De acordo com a auditoria, mais de 90% das 125 transferências analisadas apresentaram algum tipo de inconsistência, vulnerabilidade ou falha de controle.
No Paraná, o TCE-PR analisou emendas repassadas entre 2022 e 2024 destinadas ao governo estadual e a três municípios: Dois Vizinhos, Francisco Beltrão e Londrina.
Os recursos destinados ao governo do Paraná somaram R$ 1,85 milhão, direcionados para custeio e investimentos. Já os municípios receberam valores voltados principalmente para investimentos públicos. Dois Vizinhos foi contemplado com R$ 3 milhões, Francisco Beltrão recebeu R$ 7,4 milhões e Londrina teve repasse de R$ 500 mil.
Outro ponto destacado pela auditoria foi o baixo nível de transparência na divulgação das informações relacionadas às emendas Pix. O levantamento utilizou o Indicador de Transparência Ativa das Transferências Especiais (Taep), desenvolvido pelo TCU, que registrou média de apenas 26,7 pontos em uma escala de zero a 100.
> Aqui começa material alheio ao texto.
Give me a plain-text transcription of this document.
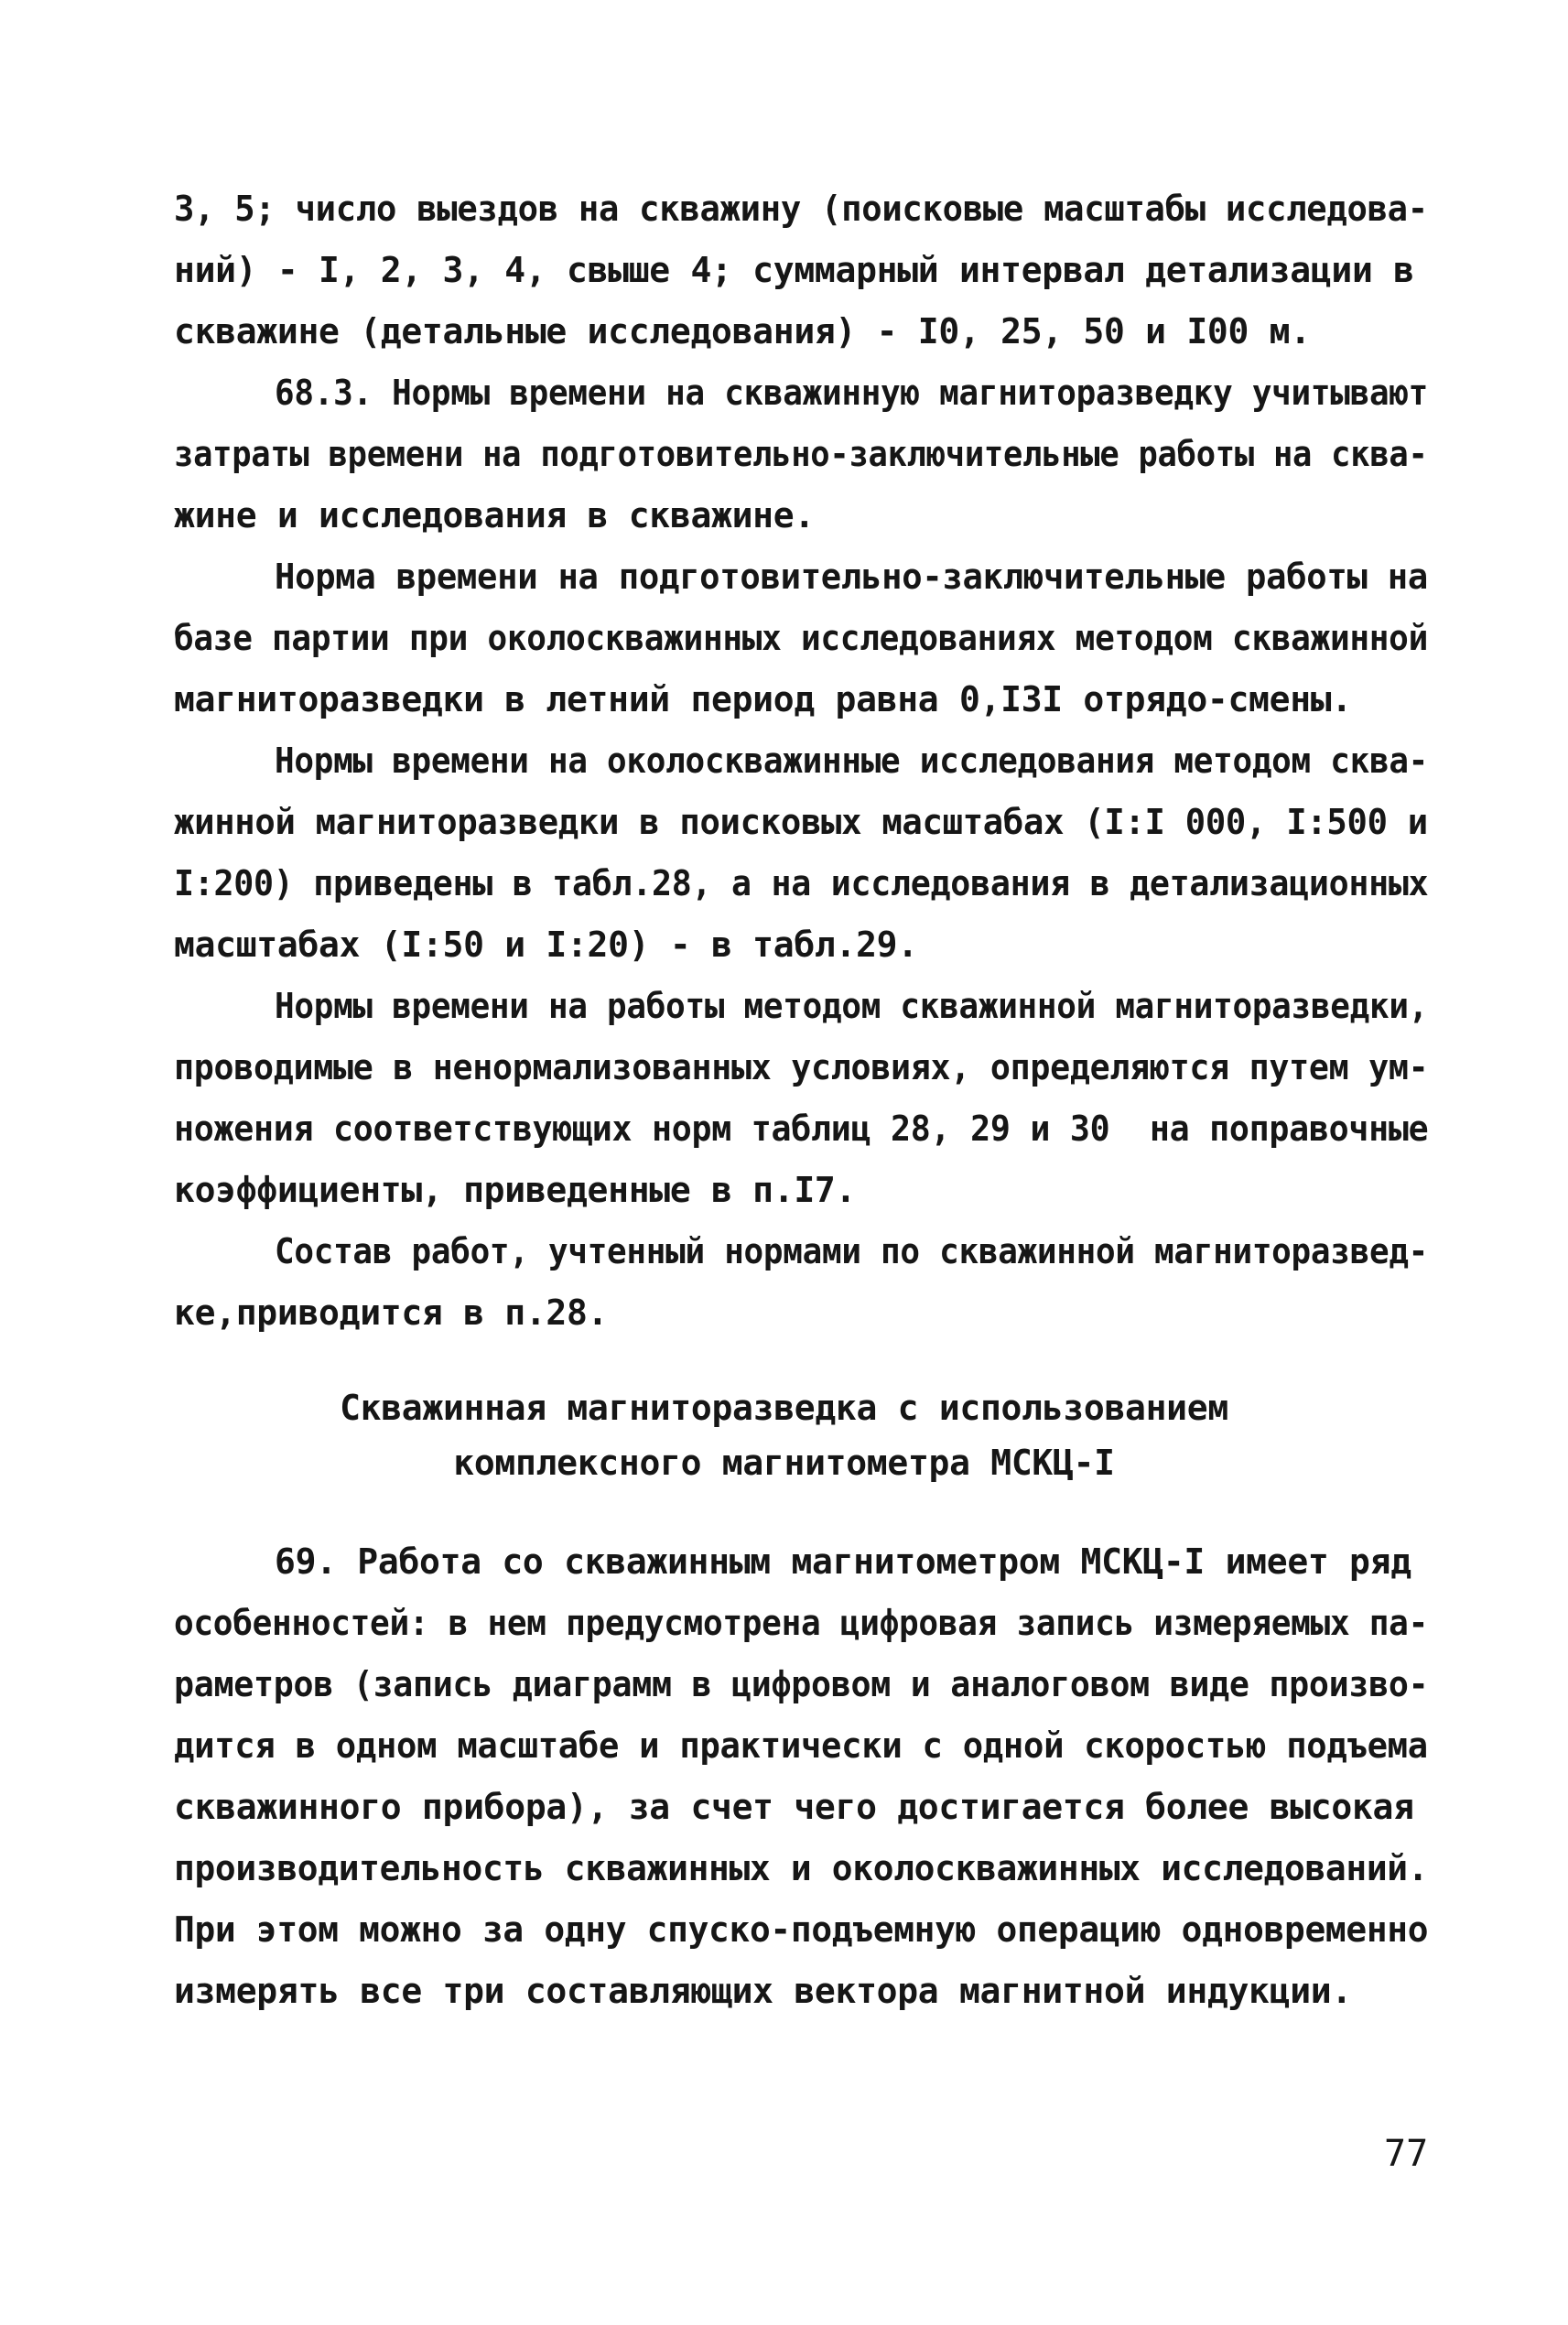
3, 5; число выездов на скважину (поисковые масштабы исследова-
ний) - I, 2, 3, 4, свыше 4; суммарный интервал детализации в
скважине (детальные исследования) - I0, 25, 50 и I00 м.
68.3. Нормы времени на скважинную магниторазведку учитывают
затраты времени на подготовительно-заключительные работы на сква-
жине и исследования в скважине.
Норма времени на подготовительно-заключительные работы на
базе партии при околоскважинных исследованиях методом скважинной
магниторазведки в летний период равна 0,I3I отрядо-смены.
Нормы времени на околоскважинные исследования методом сква-
жинной магниторазведки в поисковых масштабах (I:I 000, I:500 и
I:200) приведены в табл.28, а на исследования в детализационных
масштабах (I:50 и I:20) - в табл.29.
Нормы времени на работы методом скважинной магниторазведки,
проводимые в ненормализованных условиях, определяются путем ум-
ножения соответствующих норм таблиц 28, 29 и 30  на поправочные
коэффициенты, приведенные в п.I7.
Состав работ, учтенный нормами по скважинной магниторазвед-
ке,приводится в п.28.
Скважинная магниторазведка с использованием
комплексного магнитометра МСКЦ-I
69. Работа со скважинным магнитометром МСКЦ-I имеет ряд
особенностей: в нем предусмотрена цифровая запись измеряемых па-
раметров (запись диаграмм в цифровом и аналоговом виде произво-
дится в одном масштабе и практически с одной скоростью подъема
скважинного прибора), за счет чего достигается более высокая
производительность скважинных и околоскважинных исследований.
При этом можно за одну спуско-подъемную операцию одновременно
измерять все три составляющих вектора магнитной индукции.
77
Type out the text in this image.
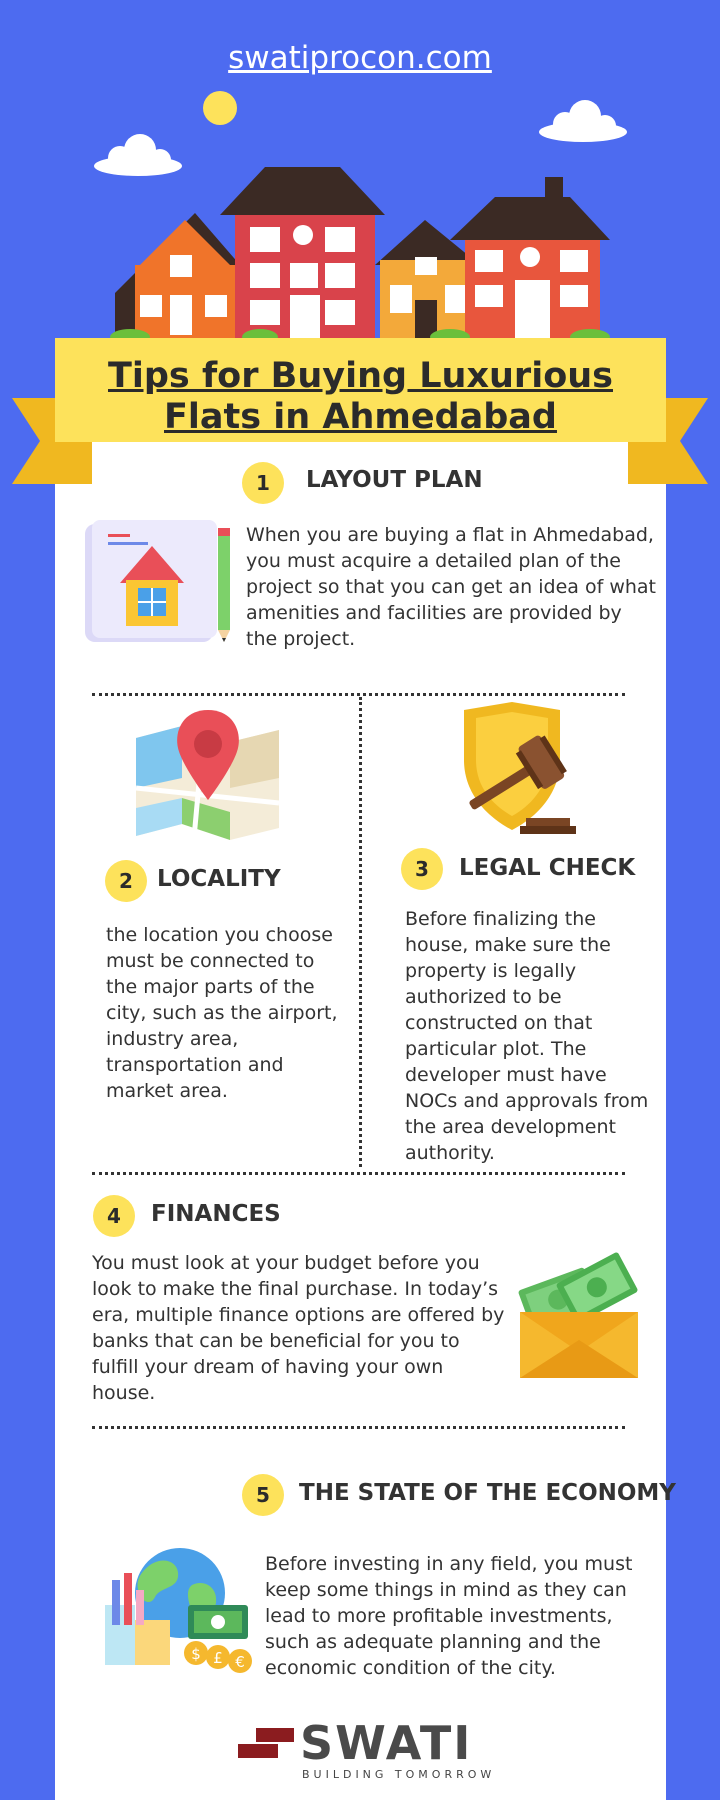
swatiprocon.com
Tips for Buying Luxurious
Flats in Ahmedabad
1	LAYOUT PLAN
When you are buying a flat in Ahmedabad, you must acquire a detailed plan of the project so that you can get an idea of what amenities and facilities are provided by the project.
2	LOCALITY
the location you choose must be connected to the major parts of the city, such as the airport, industry area, transportation and market area.
3	LEGAL CHECK
Before finalizing the house, make sure the property is legally authorized to be constructed on that particular plot. The developer must have NOCs and approvals from the area development authority.
4	FINANCES
You must look at your budget before you look to make the final purchase. In today’s era, multiple finance options are offered by banks that can be beneficial for you to fulfill your dream of having your own house.
5	THE STATE OF THE ECONOMY
$ £ €
Before investing in any field, you must keep some things in mind as they can lead to more profitable investments, such as adequate planning and the economic condition of the city.
SWATI
BUILDING TOMORROW
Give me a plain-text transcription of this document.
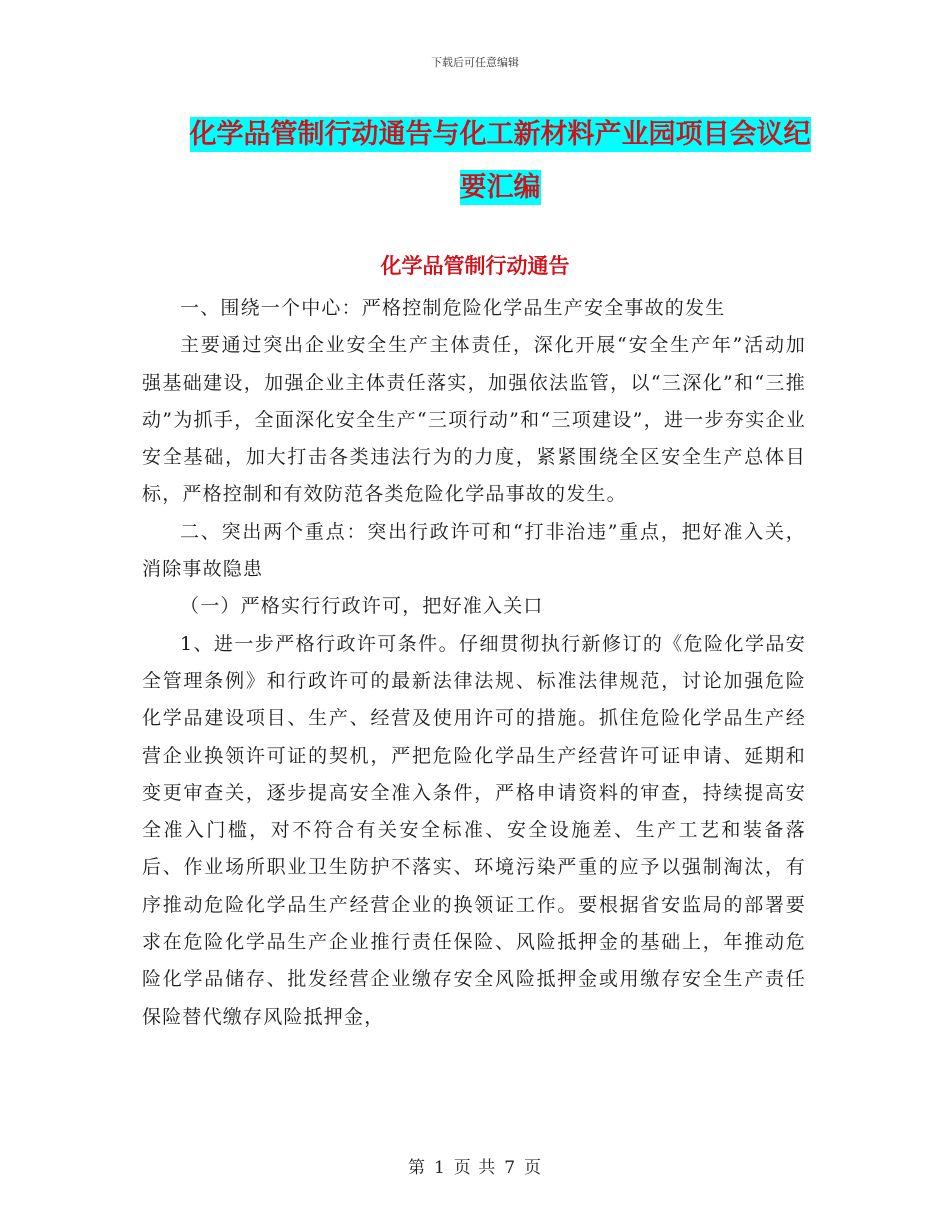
下载后可任意编辑
化学品管制行动通告与化工新材料产业园项目会议纪
要汇编
化学品管制行动通告

一、围绕一个中心：严格控制危险化学品生产安全事故的发生

主要通过突出企业安全生产主体责任，深化开展“安全生产年”活动加强基础建设，加强企业主体责任落实，加强依法监管，以“三深化”和“三推动”为抓手，全面深化安全生产“三项行动”和“三项建设”，进一步夯实企业安全基础，加大打击各类违法行为的力度，紧紧围绕全区安全生产总体目标，严格控制和有效防范各类危险化学品事故的发生。

二、突出两个重点：突出行政许可和“打非治违”重点，把好准入关，消除事故隐患

（一）严格实行行政许可，把好准入关口

1、进一步严格行政许可条件。仔细贯彻执行新修订的《危险化学品安全管理条例》和行政许可的最新法律法规、标准法律规范，讨论加强危险化学品建设项目、生产、经营及使用许可的措施。抓住危险化学品生产经营企业换领许可证的契机，严把危险化学品生产经营许可证申请、延期和变更审查关，逐步提高安全准入条件，严格申请资料的审查，持续提高安全准入门槛，对不符合有关安全标准、安全设施差、生产工艺和装备落后、作业场所职业卫生防护不落实、环境污染严重的应予以强制淘汰，有序推动危险化学品生产经营企业的换领证工作。要根据省安监局的部署要求在危险化学品生产企业推行责任保险、风险抵押金的基础上，年推动危险化学品储存、批发经营企业缴存安全风险抵押金或用缴存安全生产责任保险替代缴存风险抵押金，

第 1 页 共 7 页
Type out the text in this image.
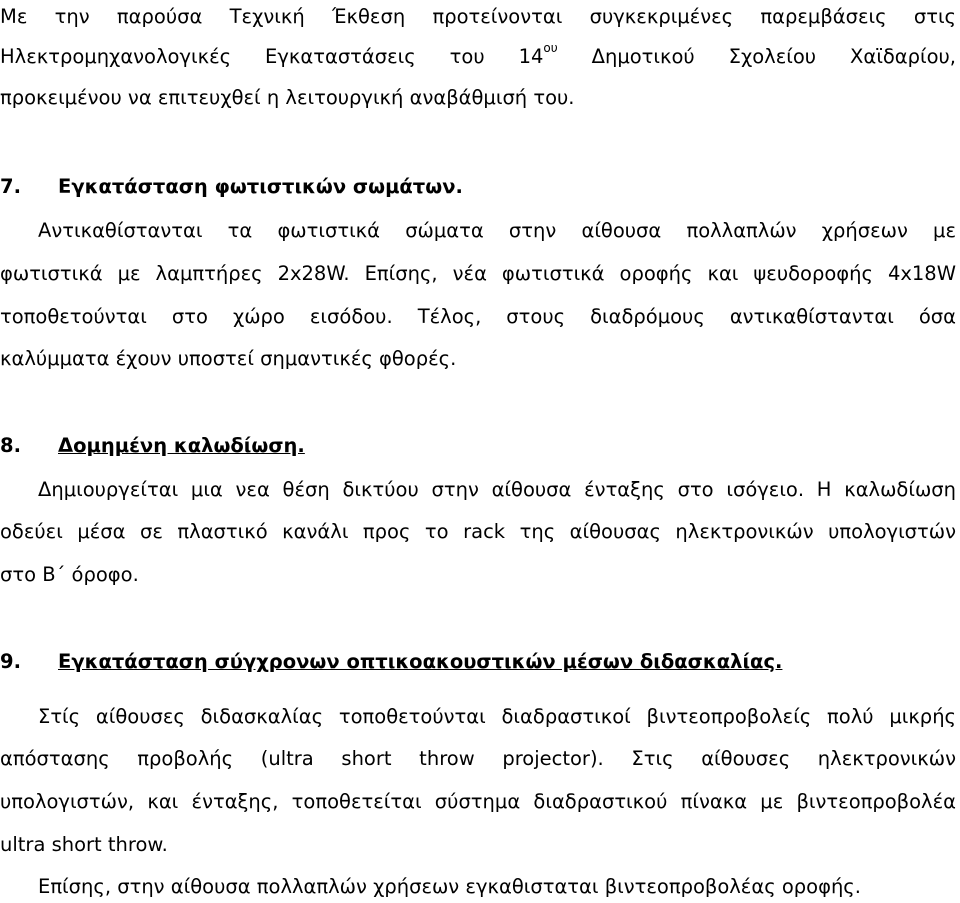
Με την παρούσα Τεχνική Έκθεση προτείνονται συγκεκριμένες παρεμβάσεις στις
Ηλεκτρομηχανολογικές Εγκαταστάσεις του $14^{o\upsilon}$ Δημοτικού Σχολείου Χαϊδαρίου,
προκειμένου να επιτευχθεί η λειτουργική αναβάθμισή του.
7. Εγκατάσταση φωτιστικών σωμάτων.
Αντικαθίστανται τα φωτιστικά σώματα στην αίθουσα πολλαπλών χρήσεων με
φωτιστικά με λαμπτήρες 2x28W. Επίσης, νέα φωτιστικά οροφής και ψευδοροφής 4x18W
τοποθετούνται στο χώρο εισόδου. Τέλος, στους διαδρόμους αντικαθίστανται όσα
καλύμματα έχουν υποστεί σημαντικές φθορές.
8. Δομημένη καλωδίωση.
Δημιουργείται μια νεα θέση δικτύου στην αίθουσα ένταξης στο ισόγειο. Η καλωδίωση
οδεύει μέσα σε πλαστικό κανάλι προς το rack της αίθουσας ηλεκτρονικών υπολογιστών
στο Β΄ όροφο.
9. Εγκατάσταση σύγχρονων οπτικοακουστικών μέσων διδασκαλίας.
Στίς αίθουσες διδασκαλίας τοποθετούνται διαδραστικοί βιντεοπροβολείς πολύ μικρής
απόστασης προβολής (ultra short throw projector). Στις αίθουσες ηλεκτρονικών
υπολογιστών, και ένταξης, τοποθετείται σύστημα διαδραστικού πίνακα με βιντεοπροβολέα
ultra short throw.
Επίσης, στην αίθουσα πολλαπλών χρήσεων εγκαθισταται βιντεοπροβολέας οροφής.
A análise incluiu 57 portais de transparência estaduais e municipais. Segundo os Tribunais de Contas, muitos governos locais não seguiram as normas definidas pela Secretaria do Tesouro Nacional (STN) para gerenciamento das transferências especiais.
Na avaliação dos órgãos de controle, a ausência de padronização e de mecanismos adequados de divulgação compromete tanto o controle social, realizado pela população, quanto o controle institucional exercido pelos órgãos fiscalizadores.
A auditoria também identificou situações com indícios de superfaturamento, sobrepreço e uso irregular de recursos em finalidades proibidas pela legislação.
Conforme os Tribunais de Contas, as falhas detectadas evidenciam problemas relacionados à governança, aos controles internos e à execução dos gastos públicos, o que pode comprometer a efetiva entrega de bens e serviços à população.
Diante dos resultados, os órgãos de controle informaram que serão adotadas medidas específicas para corrigir as irregularidades identificadas em cada caso analisado.
Os dados da auditoria também serão encaminhados ao Supremo Tribunal Federal (STF) para subsidiar a Ação de Descumprimento de Preceito Fundamental (ADPF) 854, que tramita na Corte sob relatoria do ministro Flávio Dino.